Bordeaux's cru bourgeois châteaux are facing their first official classification since 1932 – but some growers believe the new system may not benefit them.

The scheme, spearheaded by the Syndicat des Crus Bourgeois du Médoc, will group properties into three categories: Cru Bourgeois, Cru Bourgeois Supérieurs and the top level, Cru Bourgeois Exceptionnels. The aim is to give cru bourgeois producers a clearer hierarchy and make their wines more understandable for the consumer. Until now, the wines have simply been labelled ‘Cru Bourgeois’.

Dominique Hessel, president of Syndicat des Crus Bourgeois du Médoc, said the ranking gives a better outline of cru bourgeois properties. ‘It is also recognition for our better producers and it provides real initiative for lower quality properties to raise their levels,’ he said.

With only a few weeks until the application deadline, Jean-Marie de Buhan of négociant Borie-Manoux feels all cru bourgeois properties must sign up. ‘The average consumers are lost when it comes to the range of these wines – we need to re-shuffle the cards inside the cru bourgeois,’ he said.

The optional scheme, which has an entry fee of FF3,000 (US$405), involves a property submitting a list of information, from history to vinification methods, as well as providing examples of their wine from six vintages (1994-1999), tasted by a jury. The classification results will be announced at Vinexpo 2003, and then revised every twelve years, similar to in Saint-Emilion.

Château Charmail’s Olivier Sèze thinks the Syndicat is missing the point with its criteria. ‘Wine is the only important thing for the consumer. For the Syndicat, it is a list of ten things.’ Sèze may not even apply to the project. ‘I am undecided, I really don’t think it would do us much good,’ he said.

Bigger cru bourgeois names, considered by many as making quality wine at the level of some classified growths, remain cautious. Phélan Ségur’s Thierry Gardinier has not decided whether to participate, and he said there are some other ‘maybes’ among the bigger châteaux.

Jean-Claude Rouzaud, vice president of Champagne house Louis Roederer and owner of Château de Pez, believes that better producers will profit from the move. ‘It will help the good producers and the cru bourgeois name – and I hope they declassify the lesser wines,’ he said.

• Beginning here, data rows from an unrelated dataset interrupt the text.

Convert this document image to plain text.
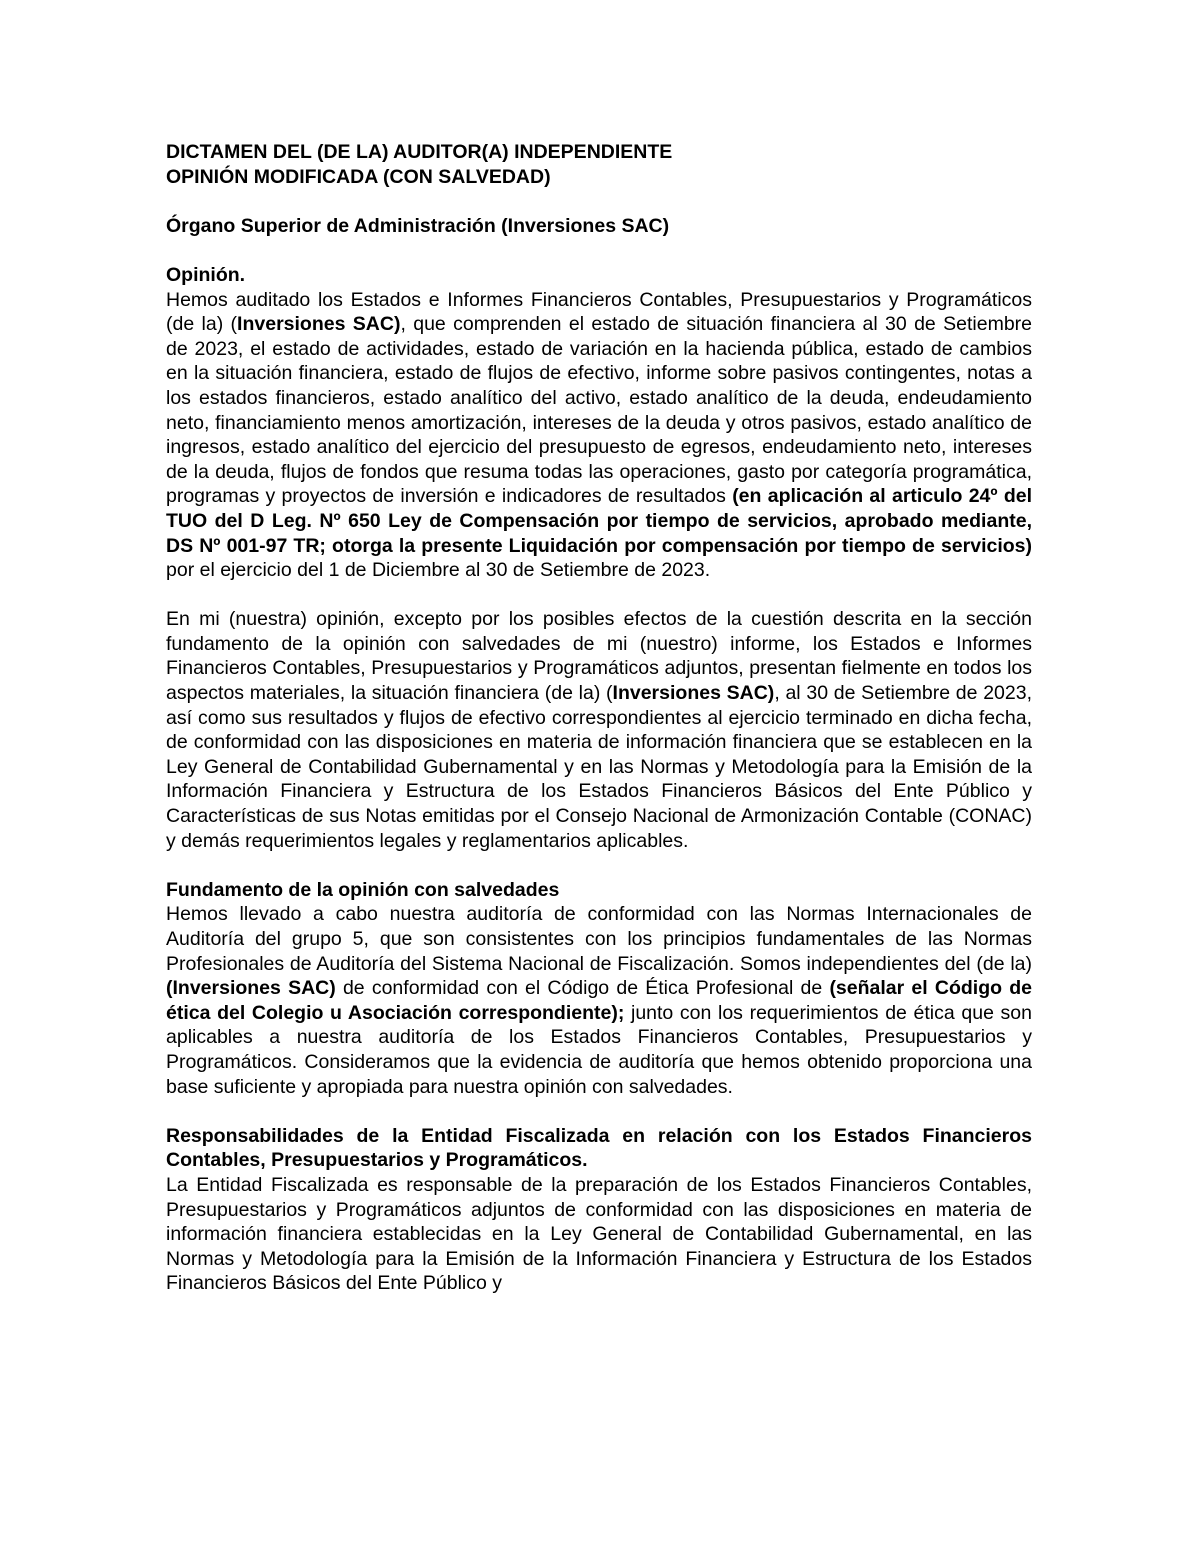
DICTAMEN DEL (DE LA) AUDITOR(A) INDEPENDIENTE
OPINIÓN MODIFICADA (CON SALVEDAD)
Órgano Superior de Administración (Inversiones SAC)
Opinión.

Hemos auditado los Estados e Informes Financieros Contables, Presupuestarios y Programáticos (de la) (Inversiones SAC), que comprenden el estado de situación financiera al 30 de Setiembre de 2023, el estado de actividades, estado de variación en la hacienda pública, estado de cambios en la situación financiera, estado de flujos de efectivo, informe sobre pasivos contingentes, notas a los estados financieros, estado analítico del activo, estado analítico de la deuda, endeudamiento neto, financiamiento menos amortización, intereses de la deuda y otros pasivos, estado analítico de ingresos, estado analítico del ejercicio del presupuesto de egresos, endeudamiento neto, intereses de la deuda, flujos de fondos que resuma todas las operaciones, gasto por categoría programática, programas y proyectos de inversión e indicadores de resultados (en aplicación al articulo 24º del TUO del D Leg. Nº 650 Ley de Compensación por tiempo de servicios, aprobado mediante, DS Nº 001-97 TR; otorga la presente Liquidación por compensación por tiempo de servicios) por el ejercicio del 1 de Diciembre al 30 de Setiembre de 2023.

En mi (nuestra) opinión, excepto por los posibles efectos de la cuestión descrita en la sección fundamento de la opinión con salvedades de mi (nuestro) informe, los Estados e Informes Financieros Contables, Presupuestarios y Programáticos adjuntos, presentan fielmente en todos los aspectos materiales, la situación financiera (de la) (Inversiones SAC), al 30 de Setiembre de 2023, así como sus resultados y flujos de efectivo correspondientes al ejercicio terminado en dicha fecha, de conformidad con las disposiciones en materia de información financiera que se establecen en la Ley General de Contabilidad Gubernamental y en las Normas y Metodología para la Emisión de la Información Financiera y Estructura de los Estados Financieros Básicos del Ente Público y Características de sus Notas emitidas por el Consejo Nacional de Armonización Contable (CONAC) y demás requerimientos legales y reglamentarios aplicables.

Fundamento de la opinión con salvedades

Hemos llevado a cabo nuestra auditoría de conformidad con las Normas Internacionales de Auditoría del grupo 5, que son consistentes con los principios fundamentales de las Normas Profesionales de Auditoría del Sistema Nacional de Fiscalización. Somos independientes del (de la) (Inversiones SAC) de conformidad con el Código de Ética Profesional de (señalar el Código de ética del Colegio u Asociación correspondiente); junto con los requerimientos de ética que son aplicables a nuestra auditoría de los Estados Financieros Contables, Presupuestarios y Programáticos. Consideramos que la evidencia de auditoría que hemos obtenido proporciona una base suficiente y apropiada para nuestra opinión con salvedades.

Responsabilidades de la Entidad Fiscalizada en relación con los Estados Financieros Contables, Presupuestarios y Programáticos.

La Entidad Fiscalizada es responsable de la preparación de los Estados Financieros Contables, Presupuestarios y Programáticos adjuntos de conformidad con las disposiciones en materia de información financiera establecidas en la Ley General de Contabilidad Gubernamental, en las Normas y Metodología para la Emisión de la Información Financiera y Estructura de los Estados Financieros Básicos del Ente Público y
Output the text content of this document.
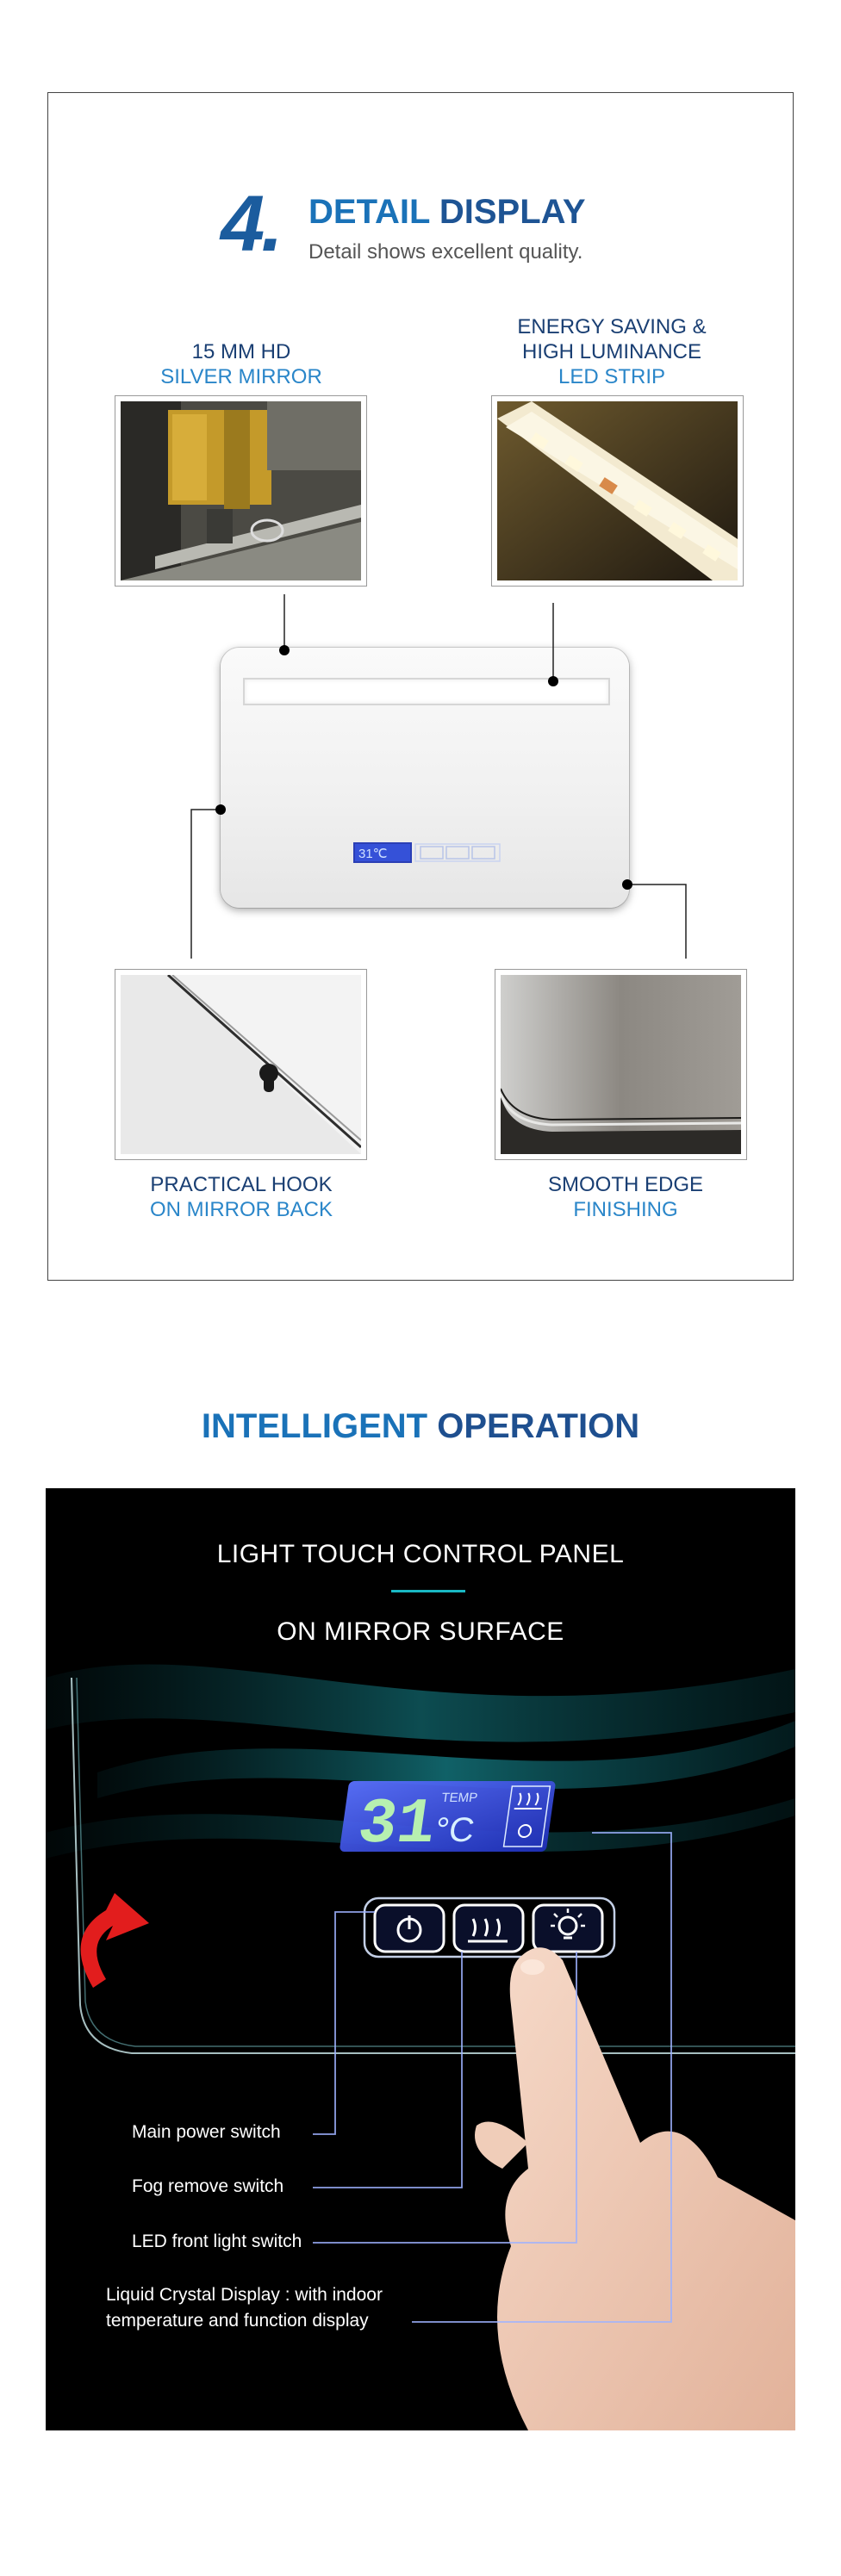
4. DETAIL DISPLAY
Detail shows excellent quality.
15 MM HD
SILVER MIRROR
ENERGY SAVING &
HIGH LUMINANCE
LED STRIP
31℃
PRACTICAL HOOK
ON MIRROR BACK
SMOOTH EDGE
FINISHING
INTELLIGENT OPERATION
LIGHT TOUCH CONTROL PANEL
ON MIRROR SURFACE
31 TEMP
°C
Main power switch
Fog remove switch
LED front light switch
Liquid Crystal Display : with indoor
temperature and function display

Hessel said châteaux opting out could cause confusion. ‘It would be confusing if big names decide not to participate in the scheme – but hopefully consumers recognise big names from their reputation. The rest need classifying.’

Borie-Manoux boss, Phillipe Casteja, believes the scheme will be more useful for appellations with less-recognised properties, the Médoc in particular. ‘For other estates, it is not so important,’ he added.